RESUMO.- Kim F.J.P., Silva A.E.M., Silva R.V.S., Kim P.C.P., Acosta A.C., Silva S.M.B.C., Sena M.J. & Mota R.A. 2018. [Detection of Aeromonas spp. and virulence gene aerolysin in Nile tilapia (Oreochromis niloticus) using PCR technique.] Detecção de Aeromonas spp. e do gene de virulência aerolisina em tilápias do Nilo (Oreochromis niloticus) com a técnica de PCR. Pesquisa Veterinária Brasileira 38(9):1731-1735. Departamento de Desenvolvimento Educacional, Curso de Tecnologia em Agroecologia, Instituto Federal de Educação, Ciência e Tecnologia de Pernambuco, Campus Barreiros, Fazenda Sapé s/n, Zona Rural, Barreiros, PE 55560-000 Brazil. E-mail: fernando_kim@barreiros.ifpe.edu.br As infecções causadas por bactérias do gênero Aeromonas estão entre as doenças mais comuns em peixes cultivados em todo o mundo, com ocorrência de aeromoniose em todos os países que possuem cultivo de tilápia do Nilo (Oreochromis niloticus).

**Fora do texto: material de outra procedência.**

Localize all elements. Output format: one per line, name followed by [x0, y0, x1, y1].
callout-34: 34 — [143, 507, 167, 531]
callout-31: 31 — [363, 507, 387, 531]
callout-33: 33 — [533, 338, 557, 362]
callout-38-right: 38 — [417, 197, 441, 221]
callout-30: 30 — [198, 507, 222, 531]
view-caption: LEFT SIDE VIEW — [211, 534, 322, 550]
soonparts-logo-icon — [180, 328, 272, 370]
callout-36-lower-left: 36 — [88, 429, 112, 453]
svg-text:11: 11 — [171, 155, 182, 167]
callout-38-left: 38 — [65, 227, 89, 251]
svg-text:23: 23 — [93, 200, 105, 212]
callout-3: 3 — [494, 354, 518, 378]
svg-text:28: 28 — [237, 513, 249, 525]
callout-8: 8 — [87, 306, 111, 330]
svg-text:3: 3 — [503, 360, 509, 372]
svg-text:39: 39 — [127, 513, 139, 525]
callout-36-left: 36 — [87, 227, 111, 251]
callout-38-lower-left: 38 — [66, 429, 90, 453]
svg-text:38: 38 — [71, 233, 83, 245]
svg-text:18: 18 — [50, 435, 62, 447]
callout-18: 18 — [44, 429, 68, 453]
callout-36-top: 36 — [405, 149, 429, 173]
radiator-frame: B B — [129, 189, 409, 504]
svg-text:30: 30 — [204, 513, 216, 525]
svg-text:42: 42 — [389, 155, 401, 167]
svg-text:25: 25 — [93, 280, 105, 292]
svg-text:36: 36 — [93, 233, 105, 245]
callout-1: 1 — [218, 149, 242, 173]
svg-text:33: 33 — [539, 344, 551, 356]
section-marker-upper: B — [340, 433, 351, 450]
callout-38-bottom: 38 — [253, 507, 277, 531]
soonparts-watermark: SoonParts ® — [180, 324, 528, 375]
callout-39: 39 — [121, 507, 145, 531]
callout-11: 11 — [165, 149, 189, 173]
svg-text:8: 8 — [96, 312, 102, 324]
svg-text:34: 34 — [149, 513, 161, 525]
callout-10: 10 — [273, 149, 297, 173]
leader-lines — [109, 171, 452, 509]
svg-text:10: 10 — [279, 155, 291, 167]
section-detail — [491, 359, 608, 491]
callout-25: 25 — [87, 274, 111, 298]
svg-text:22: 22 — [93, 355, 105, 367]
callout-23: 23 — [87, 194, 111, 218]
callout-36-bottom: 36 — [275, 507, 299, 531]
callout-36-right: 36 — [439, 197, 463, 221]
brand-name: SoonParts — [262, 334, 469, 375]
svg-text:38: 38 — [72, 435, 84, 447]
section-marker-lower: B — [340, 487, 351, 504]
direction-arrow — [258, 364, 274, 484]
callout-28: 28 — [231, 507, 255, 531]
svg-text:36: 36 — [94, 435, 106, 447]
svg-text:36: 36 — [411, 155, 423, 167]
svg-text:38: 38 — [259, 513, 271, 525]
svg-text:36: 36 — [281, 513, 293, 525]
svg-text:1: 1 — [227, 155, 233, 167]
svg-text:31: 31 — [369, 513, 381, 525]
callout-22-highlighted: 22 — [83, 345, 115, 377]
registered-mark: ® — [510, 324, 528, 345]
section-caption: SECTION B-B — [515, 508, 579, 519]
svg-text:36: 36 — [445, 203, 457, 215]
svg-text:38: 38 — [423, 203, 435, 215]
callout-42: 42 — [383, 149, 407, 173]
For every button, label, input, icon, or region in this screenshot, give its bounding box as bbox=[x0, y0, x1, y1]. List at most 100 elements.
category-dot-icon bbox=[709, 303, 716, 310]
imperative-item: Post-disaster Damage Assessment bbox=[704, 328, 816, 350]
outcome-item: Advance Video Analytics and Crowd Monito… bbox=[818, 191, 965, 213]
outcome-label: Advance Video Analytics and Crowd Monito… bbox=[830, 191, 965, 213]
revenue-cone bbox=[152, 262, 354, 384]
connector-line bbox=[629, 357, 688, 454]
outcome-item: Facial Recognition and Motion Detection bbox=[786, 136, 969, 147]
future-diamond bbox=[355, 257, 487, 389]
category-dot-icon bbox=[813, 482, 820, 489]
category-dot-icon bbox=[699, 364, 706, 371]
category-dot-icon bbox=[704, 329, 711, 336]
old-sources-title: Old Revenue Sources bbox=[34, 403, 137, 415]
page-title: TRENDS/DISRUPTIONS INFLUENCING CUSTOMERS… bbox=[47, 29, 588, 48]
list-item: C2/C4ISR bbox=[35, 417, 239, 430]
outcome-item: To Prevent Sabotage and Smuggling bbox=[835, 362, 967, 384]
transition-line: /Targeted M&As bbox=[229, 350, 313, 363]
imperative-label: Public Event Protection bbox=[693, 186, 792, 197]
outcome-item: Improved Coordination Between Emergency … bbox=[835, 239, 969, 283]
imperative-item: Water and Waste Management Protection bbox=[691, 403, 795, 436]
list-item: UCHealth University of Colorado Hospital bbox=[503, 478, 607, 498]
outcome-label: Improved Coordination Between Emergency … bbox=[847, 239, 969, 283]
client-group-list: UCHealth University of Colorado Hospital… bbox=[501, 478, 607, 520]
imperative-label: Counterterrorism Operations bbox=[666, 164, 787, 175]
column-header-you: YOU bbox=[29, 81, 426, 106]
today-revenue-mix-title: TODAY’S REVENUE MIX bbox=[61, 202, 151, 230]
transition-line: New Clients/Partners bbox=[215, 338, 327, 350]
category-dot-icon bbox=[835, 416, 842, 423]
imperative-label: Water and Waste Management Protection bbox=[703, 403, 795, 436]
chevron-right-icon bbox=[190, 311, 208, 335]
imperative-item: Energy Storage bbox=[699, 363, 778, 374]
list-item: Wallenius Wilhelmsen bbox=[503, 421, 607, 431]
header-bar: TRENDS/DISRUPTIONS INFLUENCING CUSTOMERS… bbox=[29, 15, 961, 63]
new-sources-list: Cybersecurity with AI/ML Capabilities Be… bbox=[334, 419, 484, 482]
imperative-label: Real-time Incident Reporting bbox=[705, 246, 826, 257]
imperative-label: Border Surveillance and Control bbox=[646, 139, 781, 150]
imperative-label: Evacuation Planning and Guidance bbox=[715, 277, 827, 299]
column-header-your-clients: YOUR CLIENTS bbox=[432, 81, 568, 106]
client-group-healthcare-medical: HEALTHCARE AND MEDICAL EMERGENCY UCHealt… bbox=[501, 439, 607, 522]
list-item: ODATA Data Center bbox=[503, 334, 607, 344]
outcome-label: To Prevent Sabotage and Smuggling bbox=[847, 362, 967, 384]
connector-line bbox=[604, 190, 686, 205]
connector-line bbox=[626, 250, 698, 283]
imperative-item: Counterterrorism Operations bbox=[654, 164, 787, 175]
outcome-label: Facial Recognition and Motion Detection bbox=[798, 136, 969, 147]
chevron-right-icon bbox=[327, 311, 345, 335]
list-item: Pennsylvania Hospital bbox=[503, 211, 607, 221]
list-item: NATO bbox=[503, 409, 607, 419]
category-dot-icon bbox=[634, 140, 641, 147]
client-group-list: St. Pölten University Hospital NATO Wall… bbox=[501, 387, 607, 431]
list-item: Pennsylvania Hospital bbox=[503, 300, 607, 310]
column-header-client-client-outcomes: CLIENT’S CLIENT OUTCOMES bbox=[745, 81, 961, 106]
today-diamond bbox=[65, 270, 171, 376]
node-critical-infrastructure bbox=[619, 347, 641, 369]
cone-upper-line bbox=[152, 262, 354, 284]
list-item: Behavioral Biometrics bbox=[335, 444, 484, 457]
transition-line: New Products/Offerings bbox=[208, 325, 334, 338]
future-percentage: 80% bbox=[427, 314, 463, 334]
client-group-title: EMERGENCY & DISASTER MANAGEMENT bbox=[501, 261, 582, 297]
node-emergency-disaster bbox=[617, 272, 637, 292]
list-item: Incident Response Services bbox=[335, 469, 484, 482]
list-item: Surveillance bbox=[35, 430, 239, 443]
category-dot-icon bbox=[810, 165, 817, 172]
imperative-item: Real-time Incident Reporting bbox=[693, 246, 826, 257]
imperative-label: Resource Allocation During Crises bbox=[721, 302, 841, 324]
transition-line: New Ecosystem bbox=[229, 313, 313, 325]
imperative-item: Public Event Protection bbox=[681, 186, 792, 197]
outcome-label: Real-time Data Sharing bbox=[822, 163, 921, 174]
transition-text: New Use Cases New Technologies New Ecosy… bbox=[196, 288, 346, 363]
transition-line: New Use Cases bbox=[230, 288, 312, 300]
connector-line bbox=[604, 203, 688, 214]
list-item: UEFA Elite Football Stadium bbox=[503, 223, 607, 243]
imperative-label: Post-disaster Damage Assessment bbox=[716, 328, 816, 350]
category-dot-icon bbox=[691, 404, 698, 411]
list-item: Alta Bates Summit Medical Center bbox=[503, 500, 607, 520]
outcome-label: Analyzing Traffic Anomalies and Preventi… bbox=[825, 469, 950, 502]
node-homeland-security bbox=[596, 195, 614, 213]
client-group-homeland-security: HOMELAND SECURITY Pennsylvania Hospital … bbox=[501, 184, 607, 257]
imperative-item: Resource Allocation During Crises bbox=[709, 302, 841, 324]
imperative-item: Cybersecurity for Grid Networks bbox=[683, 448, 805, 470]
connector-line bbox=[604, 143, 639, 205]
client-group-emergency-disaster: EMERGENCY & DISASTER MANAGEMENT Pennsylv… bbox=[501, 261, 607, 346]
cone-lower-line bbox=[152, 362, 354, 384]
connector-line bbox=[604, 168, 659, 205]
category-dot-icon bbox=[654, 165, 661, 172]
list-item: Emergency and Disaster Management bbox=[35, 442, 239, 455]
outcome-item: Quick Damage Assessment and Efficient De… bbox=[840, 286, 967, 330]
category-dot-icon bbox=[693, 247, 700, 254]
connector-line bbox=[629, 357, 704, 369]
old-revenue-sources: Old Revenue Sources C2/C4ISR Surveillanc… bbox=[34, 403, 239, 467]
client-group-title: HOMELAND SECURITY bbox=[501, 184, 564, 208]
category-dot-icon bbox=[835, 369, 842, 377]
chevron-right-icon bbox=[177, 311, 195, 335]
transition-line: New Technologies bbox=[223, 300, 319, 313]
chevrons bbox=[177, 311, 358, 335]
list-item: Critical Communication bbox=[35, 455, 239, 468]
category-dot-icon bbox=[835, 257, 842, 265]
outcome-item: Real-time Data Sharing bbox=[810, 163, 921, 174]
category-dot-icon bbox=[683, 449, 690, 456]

O presente trabalho descreve o desenvolvimento de uma nova multiplex PCR (mPCR) para diagnóstico de Aeromonas spp. e identificação do gene aerolisina (aerA). Para padronização da mPCR foram utilizadas cepas de referência de várias espécies do gênero Aeromonas e de outros gêneros. Também foram usadas cepas de campo de A. hydrophila oriundas de cultivos de peixes pacamãs (Lophiosilurus alexandri) e Aeromonas spp. de tilápias do Nilo. Os primers foram desenhados com base na região 16S rRNA e aerA. Para verificar a melhor temperatura de anelamento foram utilizados gradientes entre 59°C a 61°C com 40ng de DNA molde. Os produtos da amplificação da região 16S rRNA e do gene aerA apresentaram 786 e 550pb, respectivamente. A mPCR apresentou melhor temperatura de anelamento a 57,6°C com limite de detecção das concentrações de DNA em ambos genes (16S rRNA and aerA) de 10-10g/µL. A mPCR padronizada é rápida, sensível e específica no diagnóstico de Aeromonas spp. e identificação do gene aerolisina. Esta metodologia apresenta vantagens quando comparada aos métodos de diagnóstico convencionais, podendo ser utilizada em cultivos comerciais de tilápias do Nilo ou outros peixes. A identificação do gene aerolisina é uma importante ferramenta na determinação do potencial patogênico dos isolados de Aeromonas spp. estudados.